Kemalpaşa ilçesindeki diğer tarihi ve turistik değerler Ulucak Höyük, Nemrut Höyük, Yenmiş Höyük, Nymphaeion (Kız Kulesi), Nif Kalesi ve Emet Bey Camiidir.
Turizm alanında da gelişmeler gösteren Kemalpaşa’da kurulan Alaş Kımız Üretme Çiftliği, Kazak Otağı, Orta Asya Türk Mutfağı ile ülkemizde bu alandaki ilk ve tek örnektir.

---------------------------------------------------------------------------------------------------------------

Tire, İzmir’in doğusunda yer alır. Kuzeyinde Bayındır; doğusunda Ödemiş; batısında Selçuk ve Torbalı ilçeleri; güneyinde ise Aydın ili ile çevrelenir.

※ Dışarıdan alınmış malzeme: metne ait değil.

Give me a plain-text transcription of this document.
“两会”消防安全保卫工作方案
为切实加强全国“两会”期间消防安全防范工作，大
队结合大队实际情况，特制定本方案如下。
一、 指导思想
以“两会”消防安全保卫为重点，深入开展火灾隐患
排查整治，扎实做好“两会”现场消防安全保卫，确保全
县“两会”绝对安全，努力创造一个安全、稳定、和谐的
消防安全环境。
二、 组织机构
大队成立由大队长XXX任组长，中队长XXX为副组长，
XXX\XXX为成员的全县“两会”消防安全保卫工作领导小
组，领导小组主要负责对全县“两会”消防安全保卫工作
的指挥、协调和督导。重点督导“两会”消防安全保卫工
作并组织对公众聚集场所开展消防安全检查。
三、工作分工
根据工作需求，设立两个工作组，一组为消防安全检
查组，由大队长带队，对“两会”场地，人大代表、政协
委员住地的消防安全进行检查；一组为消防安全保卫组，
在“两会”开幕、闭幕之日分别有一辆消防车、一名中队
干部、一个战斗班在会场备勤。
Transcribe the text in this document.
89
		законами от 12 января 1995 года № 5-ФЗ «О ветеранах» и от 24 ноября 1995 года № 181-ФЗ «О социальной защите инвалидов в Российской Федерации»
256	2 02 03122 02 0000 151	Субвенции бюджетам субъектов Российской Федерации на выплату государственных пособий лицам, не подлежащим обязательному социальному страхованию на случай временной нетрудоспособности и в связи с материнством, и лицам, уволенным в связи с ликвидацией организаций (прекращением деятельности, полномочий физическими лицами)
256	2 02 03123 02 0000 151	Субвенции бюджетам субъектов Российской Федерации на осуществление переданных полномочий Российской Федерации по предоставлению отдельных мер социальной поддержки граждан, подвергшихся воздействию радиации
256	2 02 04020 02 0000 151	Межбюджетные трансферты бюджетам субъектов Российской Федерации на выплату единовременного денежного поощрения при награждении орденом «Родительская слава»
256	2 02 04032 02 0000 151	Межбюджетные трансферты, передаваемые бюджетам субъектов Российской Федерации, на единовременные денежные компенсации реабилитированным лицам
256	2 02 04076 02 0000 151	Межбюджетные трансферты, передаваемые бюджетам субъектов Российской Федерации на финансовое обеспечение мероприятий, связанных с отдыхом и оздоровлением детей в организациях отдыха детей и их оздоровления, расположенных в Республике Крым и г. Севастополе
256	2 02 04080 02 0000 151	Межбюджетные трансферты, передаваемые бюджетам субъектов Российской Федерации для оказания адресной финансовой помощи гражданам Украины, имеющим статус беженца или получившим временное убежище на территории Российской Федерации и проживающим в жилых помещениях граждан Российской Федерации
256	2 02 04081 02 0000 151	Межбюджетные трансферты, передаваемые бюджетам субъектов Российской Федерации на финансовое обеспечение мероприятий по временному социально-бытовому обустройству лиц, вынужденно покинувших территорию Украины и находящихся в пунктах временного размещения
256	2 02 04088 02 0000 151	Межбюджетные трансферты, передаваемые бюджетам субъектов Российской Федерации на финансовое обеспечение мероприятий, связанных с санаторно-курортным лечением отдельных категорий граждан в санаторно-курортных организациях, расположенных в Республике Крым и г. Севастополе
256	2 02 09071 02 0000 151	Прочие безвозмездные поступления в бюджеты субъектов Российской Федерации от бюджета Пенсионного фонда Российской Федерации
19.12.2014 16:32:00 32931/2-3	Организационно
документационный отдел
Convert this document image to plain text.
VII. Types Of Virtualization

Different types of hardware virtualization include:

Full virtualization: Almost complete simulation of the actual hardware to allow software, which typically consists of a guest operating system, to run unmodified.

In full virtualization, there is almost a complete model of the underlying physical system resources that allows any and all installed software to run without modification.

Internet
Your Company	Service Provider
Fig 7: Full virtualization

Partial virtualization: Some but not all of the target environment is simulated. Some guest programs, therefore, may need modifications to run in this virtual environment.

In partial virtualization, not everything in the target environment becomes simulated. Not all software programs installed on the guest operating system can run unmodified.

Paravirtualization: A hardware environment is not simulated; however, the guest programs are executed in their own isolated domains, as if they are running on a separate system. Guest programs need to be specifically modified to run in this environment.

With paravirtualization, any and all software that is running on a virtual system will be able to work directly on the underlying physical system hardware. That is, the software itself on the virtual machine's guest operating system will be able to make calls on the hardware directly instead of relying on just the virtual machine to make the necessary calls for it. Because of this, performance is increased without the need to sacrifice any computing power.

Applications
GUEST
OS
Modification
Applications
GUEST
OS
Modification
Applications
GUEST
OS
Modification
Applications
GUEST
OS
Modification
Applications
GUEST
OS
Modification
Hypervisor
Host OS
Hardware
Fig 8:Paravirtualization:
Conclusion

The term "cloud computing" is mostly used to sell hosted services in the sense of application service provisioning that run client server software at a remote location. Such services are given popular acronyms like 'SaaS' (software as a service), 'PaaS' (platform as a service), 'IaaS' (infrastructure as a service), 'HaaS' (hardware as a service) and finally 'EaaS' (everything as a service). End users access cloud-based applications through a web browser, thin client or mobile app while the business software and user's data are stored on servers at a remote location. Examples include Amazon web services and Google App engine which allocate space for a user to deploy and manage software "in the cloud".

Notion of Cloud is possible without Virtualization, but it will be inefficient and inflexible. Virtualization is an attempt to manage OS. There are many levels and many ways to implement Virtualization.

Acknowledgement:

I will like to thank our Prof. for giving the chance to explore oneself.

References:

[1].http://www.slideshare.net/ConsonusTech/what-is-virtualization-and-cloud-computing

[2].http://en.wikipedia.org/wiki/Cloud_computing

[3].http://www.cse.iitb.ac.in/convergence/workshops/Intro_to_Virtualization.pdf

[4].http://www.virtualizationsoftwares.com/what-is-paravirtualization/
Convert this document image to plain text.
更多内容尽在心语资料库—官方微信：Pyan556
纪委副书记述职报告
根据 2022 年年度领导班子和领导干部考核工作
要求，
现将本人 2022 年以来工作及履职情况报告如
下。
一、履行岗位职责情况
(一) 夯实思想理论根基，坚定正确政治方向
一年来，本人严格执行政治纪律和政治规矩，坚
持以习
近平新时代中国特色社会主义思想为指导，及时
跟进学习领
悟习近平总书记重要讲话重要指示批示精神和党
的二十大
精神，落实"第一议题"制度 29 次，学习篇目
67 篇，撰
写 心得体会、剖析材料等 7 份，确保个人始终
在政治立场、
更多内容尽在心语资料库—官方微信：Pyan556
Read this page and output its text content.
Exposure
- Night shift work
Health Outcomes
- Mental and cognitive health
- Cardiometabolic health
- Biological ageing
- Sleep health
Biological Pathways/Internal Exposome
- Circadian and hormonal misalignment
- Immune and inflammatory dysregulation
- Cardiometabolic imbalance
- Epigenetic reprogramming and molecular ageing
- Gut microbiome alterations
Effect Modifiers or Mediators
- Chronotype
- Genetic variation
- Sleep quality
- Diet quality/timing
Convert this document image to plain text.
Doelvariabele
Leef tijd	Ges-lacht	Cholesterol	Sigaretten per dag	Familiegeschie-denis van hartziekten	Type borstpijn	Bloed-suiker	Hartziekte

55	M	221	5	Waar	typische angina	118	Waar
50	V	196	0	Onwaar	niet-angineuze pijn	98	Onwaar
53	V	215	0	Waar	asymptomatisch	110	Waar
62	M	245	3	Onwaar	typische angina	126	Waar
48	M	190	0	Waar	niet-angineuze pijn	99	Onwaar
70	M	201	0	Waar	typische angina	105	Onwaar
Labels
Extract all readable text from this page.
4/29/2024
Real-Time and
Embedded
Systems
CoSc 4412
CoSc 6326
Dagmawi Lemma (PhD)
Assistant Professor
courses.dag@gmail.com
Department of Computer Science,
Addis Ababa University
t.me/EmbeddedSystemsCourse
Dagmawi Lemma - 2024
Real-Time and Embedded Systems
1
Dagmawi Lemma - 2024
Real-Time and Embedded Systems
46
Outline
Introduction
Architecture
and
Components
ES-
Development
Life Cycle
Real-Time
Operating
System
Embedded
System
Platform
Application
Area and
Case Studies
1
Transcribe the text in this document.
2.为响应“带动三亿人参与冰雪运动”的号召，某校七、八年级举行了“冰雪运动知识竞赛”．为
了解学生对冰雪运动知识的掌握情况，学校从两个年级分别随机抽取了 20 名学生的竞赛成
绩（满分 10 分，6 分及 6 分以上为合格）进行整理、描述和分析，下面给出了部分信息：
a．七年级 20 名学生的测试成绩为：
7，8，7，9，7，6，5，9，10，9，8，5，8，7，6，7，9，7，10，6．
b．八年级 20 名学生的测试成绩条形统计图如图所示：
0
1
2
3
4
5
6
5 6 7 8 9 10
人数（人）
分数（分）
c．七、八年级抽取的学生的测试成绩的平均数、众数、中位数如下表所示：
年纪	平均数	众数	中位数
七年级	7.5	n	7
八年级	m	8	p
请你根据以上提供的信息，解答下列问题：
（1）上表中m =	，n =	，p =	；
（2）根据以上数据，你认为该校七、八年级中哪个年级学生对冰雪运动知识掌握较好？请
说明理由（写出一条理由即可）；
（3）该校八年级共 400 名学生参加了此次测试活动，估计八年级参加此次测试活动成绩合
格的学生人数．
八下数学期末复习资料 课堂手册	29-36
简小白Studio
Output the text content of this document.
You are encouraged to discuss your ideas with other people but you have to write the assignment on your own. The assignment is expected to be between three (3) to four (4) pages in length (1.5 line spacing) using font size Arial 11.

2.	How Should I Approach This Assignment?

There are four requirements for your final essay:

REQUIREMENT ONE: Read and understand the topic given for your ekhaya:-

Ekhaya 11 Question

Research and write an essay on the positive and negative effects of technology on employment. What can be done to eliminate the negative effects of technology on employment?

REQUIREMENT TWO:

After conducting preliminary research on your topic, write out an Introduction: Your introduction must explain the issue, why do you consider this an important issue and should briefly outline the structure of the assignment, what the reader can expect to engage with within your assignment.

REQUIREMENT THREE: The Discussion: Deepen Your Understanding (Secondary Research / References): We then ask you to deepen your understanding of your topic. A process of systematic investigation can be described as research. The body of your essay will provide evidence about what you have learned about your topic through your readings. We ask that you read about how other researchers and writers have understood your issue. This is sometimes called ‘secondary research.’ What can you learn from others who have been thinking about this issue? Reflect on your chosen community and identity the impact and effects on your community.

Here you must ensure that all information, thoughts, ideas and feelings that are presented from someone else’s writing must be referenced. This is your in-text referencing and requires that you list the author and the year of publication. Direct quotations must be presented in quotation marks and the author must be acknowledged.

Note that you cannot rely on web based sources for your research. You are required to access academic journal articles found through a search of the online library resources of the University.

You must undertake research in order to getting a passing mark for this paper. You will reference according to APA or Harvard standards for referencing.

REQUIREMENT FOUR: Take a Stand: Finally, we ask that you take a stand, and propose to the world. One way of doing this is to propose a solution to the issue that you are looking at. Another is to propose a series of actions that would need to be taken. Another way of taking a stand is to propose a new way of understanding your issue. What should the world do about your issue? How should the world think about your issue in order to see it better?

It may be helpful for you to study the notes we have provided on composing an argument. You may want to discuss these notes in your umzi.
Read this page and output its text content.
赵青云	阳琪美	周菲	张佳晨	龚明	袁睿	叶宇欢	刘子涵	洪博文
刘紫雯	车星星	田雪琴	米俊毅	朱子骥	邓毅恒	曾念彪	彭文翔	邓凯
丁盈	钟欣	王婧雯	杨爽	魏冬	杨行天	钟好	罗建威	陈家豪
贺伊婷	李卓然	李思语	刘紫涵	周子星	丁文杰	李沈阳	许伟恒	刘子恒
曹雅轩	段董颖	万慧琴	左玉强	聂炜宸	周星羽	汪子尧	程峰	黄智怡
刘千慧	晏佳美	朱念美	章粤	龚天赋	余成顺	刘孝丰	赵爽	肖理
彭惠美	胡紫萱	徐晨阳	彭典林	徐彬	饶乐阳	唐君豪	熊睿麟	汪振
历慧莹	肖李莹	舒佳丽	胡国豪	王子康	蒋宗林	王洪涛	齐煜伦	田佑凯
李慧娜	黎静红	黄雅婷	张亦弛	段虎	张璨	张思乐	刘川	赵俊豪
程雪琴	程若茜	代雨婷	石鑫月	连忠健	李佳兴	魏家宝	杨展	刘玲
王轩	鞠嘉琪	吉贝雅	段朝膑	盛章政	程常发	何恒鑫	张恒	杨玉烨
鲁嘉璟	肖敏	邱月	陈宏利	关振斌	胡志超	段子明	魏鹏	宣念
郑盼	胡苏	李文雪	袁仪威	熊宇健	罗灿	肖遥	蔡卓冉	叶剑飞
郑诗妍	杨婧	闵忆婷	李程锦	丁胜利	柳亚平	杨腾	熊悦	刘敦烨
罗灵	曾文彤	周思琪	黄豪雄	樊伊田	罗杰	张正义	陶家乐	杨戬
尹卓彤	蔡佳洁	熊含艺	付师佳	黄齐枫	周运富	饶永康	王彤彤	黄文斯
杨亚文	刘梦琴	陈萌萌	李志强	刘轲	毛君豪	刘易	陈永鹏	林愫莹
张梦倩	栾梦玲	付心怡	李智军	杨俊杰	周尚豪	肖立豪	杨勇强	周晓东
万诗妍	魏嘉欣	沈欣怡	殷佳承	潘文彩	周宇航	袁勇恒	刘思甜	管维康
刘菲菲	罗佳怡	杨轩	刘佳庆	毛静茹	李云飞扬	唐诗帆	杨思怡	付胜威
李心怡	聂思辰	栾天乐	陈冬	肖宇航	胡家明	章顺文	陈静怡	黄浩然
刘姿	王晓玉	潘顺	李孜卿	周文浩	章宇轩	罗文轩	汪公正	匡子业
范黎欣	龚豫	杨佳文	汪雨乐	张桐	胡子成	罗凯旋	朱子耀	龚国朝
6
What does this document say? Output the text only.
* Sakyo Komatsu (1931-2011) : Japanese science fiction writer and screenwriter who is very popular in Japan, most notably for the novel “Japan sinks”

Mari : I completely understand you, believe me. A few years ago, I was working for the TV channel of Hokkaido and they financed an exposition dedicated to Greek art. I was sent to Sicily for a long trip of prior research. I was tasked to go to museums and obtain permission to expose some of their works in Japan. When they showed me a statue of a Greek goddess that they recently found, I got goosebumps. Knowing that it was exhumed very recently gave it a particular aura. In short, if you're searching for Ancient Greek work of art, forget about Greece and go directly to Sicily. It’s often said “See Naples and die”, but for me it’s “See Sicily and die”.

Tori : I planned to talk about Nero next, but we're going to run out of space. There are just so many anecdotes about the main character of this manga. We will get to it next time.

İlçenin yüzölçümü 784 k m2’dir. 1 beldesi (Gökçen) ve 64 köyü bulunmaktadır.
İlçede 76 İlköğretim Okulu, 11 Orta Öğretim Kurumu bulunmakta; 12135 öğrencinin eğitim gördüğü bu okullarda 659 öğretmen görev yapmaktadır.
İlçede, 1 Devlet Hastanesi, 1 SSK Hastanesi, 14 Poliklinik hizmet vermektedir.
İlçe ekonomisi tarım, ticaret ve sanayiye dayanmaktadır. Tarım ürünleri başta pamuk olmak üzere, buğday, arpa, tütün, susam ve her türle meyve, sebzedir. Arıcılık ilerlemiş durumdadır. Besi ve süt inekçiliği gelişmiştir. Tire Organize Sanayi Bölgesinin kurulması sonucunda, ilçede sanayi de önemli ivme kazanmış bulunmaktadır.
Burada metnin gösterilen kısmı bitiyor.